Way to go Ron! I know where you'll be Thursday. Don't forget the pic. if you're lucky enough to catch it again.


----------



## Shortdrift (Apr 5, 2004)

This isn't the one I caught but thought you might like to see what a Tiger Trout looks like.


----------



## ARGEE (Apr 5, 2004)

I Have Heard Of Trouser Trout But Not Tiger Trout.....


----------



## misfit (Apr 5, 2004)

that is definitely a cool looking fish,and a real prize.now,at least you can sleep better,finally knowing what you caught  
i don't suppose you thought to take measurements for a replica mount of your "fish of a lifetime".it would sure make for an interesting wall decoration


----------



## ARGEE (Apr 5, 2004)

That Would Be Worth A Fortune On Ebay.......


----------



## Sir Gallon Hat (Sep 1, 2005)

Truly once in a lifetime thrill for you, and we all learn something new. Well done! 

According to the article, it looks like the brook trout is finally making its comeback in Ohio. I know of a few fragile streams where they scarcely breed here. The odds of something like a tiger trout in PA waters, where brookies are common and stable, are pretty far-flung.
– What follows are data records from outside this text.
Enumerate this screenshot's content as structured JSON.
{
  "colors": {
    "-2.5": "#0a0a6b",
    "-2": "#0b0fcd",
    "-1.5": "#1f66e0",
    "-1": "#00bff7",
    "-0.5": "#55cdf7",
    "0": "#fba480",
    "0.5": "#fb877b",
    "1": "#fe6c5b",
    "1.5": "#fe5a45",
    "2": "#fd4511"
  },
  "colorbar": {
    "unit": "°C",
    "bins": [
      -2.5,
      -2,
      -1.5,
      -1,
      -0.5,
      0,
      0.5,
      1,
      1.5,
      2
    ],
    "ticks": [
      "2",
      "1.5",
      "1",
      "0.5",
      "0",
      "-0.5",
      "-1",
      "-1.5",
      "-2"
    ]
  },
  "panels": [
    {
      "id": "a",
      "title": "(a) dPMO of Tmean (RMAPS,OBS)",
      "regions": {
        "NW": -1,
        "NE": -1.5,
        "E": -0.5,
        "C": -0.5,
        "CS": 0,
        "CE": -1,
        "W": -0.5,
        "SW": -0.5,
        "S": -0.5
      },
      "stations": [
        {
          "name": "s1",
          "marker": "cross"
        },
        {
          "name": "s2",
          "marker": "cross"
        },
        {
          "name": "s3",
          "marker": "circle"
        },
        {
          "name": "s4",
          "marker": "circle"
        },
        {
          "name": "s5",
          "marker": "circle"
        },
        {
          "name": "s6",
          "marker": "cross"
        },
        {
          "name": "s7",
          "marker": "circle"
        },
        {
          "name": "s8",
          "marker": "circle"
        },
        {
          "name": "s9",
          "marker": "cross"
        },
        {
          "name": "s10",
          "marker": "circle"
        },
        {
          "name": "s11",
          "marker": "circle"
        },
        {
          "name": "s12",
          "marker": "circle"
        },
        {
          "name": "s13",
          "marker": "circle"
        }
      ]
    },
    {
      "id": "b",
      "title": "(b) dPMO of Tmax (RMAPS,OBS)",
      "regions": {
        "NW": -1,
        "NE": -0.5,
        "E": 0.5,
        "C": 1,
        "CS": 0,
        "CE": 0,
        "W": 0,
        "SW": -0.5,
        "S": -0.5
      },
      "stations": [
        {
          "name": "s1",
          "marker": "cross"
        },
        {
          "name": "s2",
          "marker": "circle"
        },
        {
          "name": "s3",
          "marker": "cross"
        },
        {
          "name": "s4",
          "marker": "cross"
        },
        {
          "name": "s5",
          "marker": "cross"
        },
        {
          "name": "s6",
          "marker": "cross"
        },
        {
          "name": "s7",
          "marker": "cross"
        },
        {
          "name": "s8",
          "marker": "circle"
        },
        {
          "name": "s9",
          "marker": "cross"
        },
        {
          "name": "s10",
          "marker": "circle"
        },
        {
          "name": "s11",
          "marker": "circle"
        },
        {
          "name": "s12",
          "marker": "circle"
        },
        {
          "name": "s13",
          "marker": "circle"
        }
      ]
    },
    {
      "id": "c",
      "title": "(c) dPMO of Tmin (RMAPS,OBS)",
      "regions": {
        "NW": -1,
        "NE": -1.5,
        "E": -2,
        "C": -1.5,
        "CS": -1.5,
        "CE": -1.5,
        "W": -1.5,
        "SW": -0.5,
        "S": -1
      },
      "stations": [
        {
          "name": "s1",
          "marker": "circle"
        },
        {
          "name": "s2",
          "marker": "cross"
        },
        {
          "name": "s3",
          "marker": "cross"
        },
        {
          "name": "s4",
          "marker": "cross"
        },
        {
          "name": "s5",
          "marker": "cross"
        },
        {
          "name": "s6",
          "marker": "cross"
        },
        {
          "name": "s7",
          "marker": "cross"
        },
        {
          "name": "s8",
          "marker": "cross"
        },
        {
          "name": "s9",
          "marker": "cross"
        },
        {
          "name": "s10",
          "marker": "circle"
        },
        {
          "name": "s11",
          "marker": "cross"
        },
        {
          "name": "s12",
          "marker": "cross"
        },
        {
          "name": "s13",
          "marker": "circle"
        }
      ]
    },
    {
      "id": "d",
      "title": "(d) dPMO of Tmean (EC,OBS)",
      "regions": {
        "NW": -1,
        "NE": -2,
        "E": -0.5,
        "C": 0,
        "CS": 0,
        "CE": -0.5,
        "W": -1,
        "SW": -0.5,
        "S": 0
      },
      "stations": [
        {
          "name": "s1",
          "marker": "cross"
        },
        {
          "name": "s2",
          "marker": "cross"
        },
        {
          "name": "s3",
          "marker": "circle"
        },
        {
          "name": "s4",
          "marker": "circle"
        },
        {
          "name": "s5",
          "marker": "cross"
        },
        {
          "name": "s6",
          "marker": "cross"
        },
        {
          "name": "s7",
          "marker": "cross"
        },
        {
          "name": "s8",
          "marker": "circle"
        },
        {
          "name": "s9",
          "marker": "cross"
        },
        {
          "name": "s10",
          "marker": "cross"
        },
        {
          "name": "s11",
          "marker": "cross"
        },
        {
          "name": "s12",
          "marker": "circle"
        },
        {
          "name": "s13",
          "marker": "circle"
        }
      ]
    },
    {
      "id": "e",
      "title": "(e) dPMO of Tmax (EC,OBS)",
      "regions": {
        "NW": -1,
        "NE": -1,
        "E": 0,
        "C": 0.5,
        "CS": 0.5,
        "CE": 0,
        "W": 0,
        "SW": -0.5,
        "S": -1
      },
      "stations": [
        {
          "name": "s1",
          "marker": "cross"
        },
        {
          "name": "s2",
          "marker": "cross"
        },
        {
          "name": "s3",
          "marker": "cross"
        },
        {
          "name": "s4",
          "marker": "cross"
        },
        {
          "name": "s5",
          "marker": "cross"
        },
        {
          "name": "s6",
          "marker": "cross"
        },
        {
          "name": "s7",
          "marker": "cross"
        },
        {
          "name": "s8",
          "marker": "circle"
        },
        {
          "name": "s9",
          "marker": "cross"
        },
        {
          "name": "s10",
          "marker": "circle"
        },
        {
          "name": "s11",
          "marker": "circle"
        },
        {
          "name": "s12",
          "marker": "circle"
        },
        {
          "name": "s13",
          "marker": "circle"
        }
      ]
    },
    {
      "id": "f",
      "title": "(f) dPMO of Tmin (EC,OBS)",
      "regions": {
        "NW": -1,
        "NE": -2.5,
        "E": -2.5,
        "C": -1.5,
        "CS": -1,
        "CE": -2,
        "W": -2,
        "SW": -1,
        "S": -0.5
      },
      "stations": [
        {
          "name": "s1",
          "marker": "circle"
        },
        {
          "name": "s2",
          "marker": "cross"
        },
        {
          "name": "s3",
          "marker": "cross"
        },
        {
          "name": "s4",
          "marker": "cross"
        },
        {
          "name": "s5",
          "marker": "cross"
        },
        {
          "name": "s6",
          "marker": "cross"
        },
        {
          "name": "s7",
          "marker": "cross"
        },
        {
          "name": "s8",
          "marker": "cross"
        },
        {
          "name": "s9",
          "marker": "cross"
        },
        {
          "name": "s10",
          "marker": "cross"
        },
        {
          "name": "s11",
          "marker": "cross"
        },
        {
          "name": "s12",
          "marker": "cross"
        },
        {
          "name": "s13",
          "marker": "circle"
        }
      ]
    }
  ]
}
I would think that's an indication of, not only the species rehabilitation, but the growing integrity of small cold streams in this part of Ohio. I've been trying to keep up with the brook trout's story in NE Ohio, and it may be a stretch, but referenced with the latest info this seems like a solid extrapolation. 

other examples of tiger trout:

http://www.kneedeepclub.org/Stockings/2004/tiger.jpg 

http://www.silvermoonsprings.com/images/tiger1.jpg

Does the ODNR have some sort of Fish Ohio Award for rare species?


----------



## liquidsoap (Oct 22, 2005)

wow sweet fish, i am headed out to get me one right now
naaa but i hope i get me a steely
hew shortdrift, what did u get em on? minnows?


----------



## Fish On (Sep 1, 2004)

Shortdrift 
That was definetly a fish of a lifetime, you will never forget fishing the SDC . like I said I might go out fishing tomorrow or Friday let me know if you are available , Hey rest that elbow , you got to get that thing healed up so you can battle them Steelies ...LOL!!


Talk to you soon 
Fish On !!!


----------



## CoolWater (Apr 11, 2004)

Congratz Shortdrift!

So do you have a picture of the one you caught?! I'd love to see it, a very cool catch!

Years ago I caught a very small one, maybe 6", near a trout club. I was having an argument with a person over whether I was fishing on private property or not when the fish took my small spoon. At the time i didn't know what it was but had very vivid pictures of it in my head- I had my camera but with the guy yelling at me I just threw it back without snapping a photo and left. (didn't realize how rare the fish species was as I was new to trout fishing altogther) Later on, I came to find out the trout club down stream had a gate malfunction and they had lost an estimated 75% of their fish. Tigers, Brooks, Browns, and Rainbows were all part of their stock. Catching that fish is a bittersweet memory- I love that I have caught one, one of the most unique and beautiful color patterns of any fish- but don't even have it on my life list as I dont have 'proof'.

I should add that your fish is way more awesome not only due to the size but that you caught it in a situation where it was completely wild. It might not have propogated in nature or whatever but certainly was far far away from where it was stocked as well as surely older than a recently stocked fish.

In my book that certainly is a fish of a lifetime! My best chance is either getting rich to join that trout club or hope for another gate malfunction!


----------



## Shortdrift (Apr 5, 2004)

The ODNR is adding the stream that I caught the tiger to their survey list for this summer.
I like the suggestion of the replica mount and am looking into that. I don't think I need the exact measurements to provide me all the satisfaction I'll get each time I look at the mount. I know the fish was around 11" based on my handspan.
The last time I was this enthused over catching a fish was 44 years ago when I caught my first large musky. 
WOW!!! Am I pumped!


----------



## CoolWater (Apr 11, 2004)

Well it is an awesome catch and surely one that deserves as many comments and posts as you want to offer! I'm sure your replaying the catch in your mind all the time... seeing it in the net... the shock of the species...- aren't those memories awesome?! To me, thats what fishing is all about...

I know your catch has invigorated my fishing spirit!


----------